What the British lawmaker didn’t know was that the total number of deaths due to the eelam war (all four phases and those caused during the deployment of the Indian army in Sri Lanka) is far below 100,000.
Amnesty International, in a bulletin headlined ‘When Will They Get Justice?’ estimated the number of civilians killed at 10,000 on the basis of information provided by eye witnesses and aid workers. The September 2011 report however didn’t make any reference to the number of combatants killed during eelam war IV or the final five months.

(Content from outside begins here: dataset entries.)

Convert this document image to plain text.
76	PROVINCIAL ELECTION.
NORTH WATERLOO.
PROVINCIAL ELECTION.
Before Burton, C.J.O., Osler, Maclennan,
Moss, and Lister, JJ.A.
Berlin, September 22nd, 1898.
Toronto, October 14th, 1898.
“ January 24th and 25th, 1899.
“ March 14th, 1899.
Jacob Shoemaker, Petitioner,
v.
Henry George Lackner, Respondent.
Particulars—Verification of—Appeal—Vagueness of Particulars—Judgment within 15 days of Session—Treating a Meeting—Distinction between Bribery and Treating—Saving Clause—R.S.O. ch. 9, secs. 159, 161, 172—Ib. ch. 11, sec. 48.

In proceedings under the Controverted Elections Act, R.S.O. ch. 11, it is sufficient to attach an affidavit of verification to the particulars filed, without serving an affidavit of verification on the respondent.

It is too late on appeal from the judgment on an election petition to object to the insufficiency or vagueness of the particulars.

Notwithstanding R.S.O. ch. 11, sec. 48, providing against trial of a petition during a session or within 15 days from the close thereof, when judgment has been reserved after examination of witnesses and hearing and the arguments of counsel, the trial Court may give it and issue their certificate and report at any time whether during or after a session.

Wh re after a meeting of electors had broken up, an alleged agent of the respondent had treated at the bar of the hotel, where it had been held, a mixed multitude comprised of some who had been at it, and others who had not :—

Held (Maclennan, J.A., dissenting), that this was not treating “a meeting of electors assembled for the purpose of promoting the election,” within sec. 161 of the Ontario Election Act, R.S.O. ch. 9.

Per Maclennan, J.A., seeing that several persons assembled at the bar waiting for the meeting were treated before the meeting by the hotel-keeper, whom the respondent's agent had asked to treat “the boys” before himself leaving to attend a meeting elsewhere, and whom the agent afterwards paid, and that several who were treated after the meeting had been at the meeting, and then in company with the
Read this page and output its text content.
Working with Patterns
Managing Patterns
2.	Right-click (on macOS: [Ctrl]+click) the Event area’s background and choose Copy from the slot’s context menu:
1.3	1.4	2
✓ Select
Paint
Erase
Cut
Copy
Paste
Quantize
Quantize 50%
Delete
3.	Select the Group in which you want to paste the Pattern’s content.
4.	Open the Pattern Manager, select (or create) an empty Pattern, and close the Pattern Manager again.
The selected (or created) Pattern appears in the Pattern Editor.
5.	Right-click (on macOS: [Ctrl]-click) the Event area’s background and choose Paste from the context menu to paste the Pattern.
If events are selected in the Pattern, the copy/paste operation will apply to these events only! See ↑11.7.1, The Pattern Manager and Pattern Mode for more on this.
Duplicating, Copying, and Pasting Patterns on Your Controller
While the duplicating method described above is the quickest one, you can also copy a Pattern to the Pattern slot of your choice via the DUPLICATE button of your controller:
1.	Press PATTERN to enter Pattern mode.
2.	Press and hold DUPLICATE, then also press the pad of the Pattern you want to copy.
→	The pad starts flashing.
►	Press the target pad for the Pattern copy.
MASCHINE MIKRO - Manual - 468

Those demanding war crimes investigation here should at least among themselves agree on a figure. Perhaps Sri Lanka should point out to Ambassador Rapp that Tamils for Obama, which had proudly declared it backed Barack Obama and Hillary Clinton in the Democratic primary in 2008, claimed that the Sri Lankan military killed 70,000 Tamil civilians during the last weeks of the conflict. The statement was made after meeting the then US Assistant Secretary of State for South and Central Asian Affairs, Robert O’ Blake in the run-up to the US moving an anti-Sri Lanka resolution at the United Nations Human Rights Council (UNHRC) sessions, in Geneva.
With various overseas Tamil groups and a section of the international media giving varying figures relating to the number of civilians killed, the claim by the UK`s Channel 4 that over 40,000 perished in `a matter of days` remains the worst estimation so far.